Approach 1: Evaluation, identification, and incorporation of major gene resistance in wheat to powdery mildew and stripe rust using greenhouse, growth chamber and field facilities. Evaluation and identification of major gene resistance in progenitors of wheat to powdery mildew and stripe rust. Evaluation, identification, and incorporation of minor gene resistance in wheat to powdery mildew and stripe rust.
Approach 2: Will apply marker-assisted selection to determine if we can rapidly introgress and pyramid new fungal resistance genes into soft winter wheat germplasm. Will apply marker technology to characterize the genetic factors for resistance by haplotyping, genetic linkage and QTL analyses. Phenotypic and marker analyses will be used to identify and develop germplasm having genes of interest for use in developing improved cultivars of small grains.

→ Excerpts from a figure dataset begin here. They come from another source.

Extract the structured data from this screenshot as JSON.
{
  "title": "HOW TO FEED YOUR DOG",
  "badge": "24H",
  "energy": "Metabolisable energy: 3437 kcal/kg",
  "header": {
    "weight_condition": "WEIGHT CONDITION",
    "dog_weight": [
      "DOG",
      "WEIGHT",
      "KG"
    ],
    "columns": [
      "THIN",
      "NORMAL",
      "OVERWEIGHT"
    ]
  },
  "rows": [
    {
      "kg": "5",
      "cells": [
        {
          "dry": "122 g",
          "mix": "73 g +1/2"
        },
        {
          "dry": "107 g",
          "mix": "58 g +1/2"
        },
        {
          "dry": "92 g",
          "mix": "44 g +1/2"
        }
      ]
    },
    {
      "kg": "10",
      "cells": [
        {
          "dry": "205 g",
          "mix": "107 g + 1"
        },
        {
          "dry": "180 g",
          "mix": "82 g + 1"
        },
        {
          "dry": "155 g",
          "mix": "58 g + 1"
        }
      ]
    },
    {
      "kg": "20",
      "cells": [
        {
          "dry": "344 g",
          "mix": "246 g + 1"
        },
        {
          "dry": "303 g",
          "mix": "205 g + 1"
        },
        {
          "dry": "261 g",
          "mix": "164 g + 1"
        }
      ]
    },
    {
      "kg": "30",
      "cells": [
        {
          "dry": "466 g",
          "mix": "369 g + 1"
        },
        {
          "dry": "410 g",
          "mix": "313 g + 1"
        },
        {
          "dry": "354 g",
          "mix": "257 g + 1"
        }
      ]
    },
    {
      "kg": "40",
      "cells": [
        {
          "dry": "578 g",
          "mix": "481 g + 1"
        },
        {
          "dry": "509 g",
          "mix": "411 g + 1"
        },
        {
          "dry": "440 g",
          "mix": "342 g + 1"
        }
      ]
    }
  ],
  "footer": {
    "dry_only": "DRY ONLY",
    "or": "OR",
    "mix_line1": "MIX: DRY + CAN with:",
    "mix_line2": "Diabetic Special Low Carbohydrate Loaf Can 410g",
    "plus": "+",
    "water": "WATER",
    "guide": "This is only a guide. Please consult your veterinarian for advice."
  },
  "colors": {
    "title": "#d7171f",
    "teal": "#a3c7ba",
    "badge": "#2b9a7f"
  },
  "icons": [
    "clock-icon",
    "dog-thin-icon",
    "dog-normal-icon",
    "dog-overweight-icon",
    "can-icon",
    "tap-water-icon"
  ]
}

Approach 3: Powdery mildew samples are obtained from collaborators in the U.S., U.K., and Middle East. Virulence frequencies are determined using powdery mildew resistance gene differentials on detached-leaf plates. In order to evaluate the extent of population subdivision, migration, and gene flow, nested cladistic analysis will be used because it may allow inferences about historical processes such as fragmentation and range expansion.
Approach 4: Two oat cultivars differing in winter-hardiness that have been grown in the UOWHN for more than 40 years have been used to develop a mapping population for identification of genomic regions containing winter-hardiness genes. After cold acclimation, crowns will be prepared for freezing by trimming roots and leaves to approximately 3 cm. To identify markers suitable for high-throughput genotyping for this QTL and to identify new regions associated with winter-hardiness, SSR markers will be evaluated on the mapping population.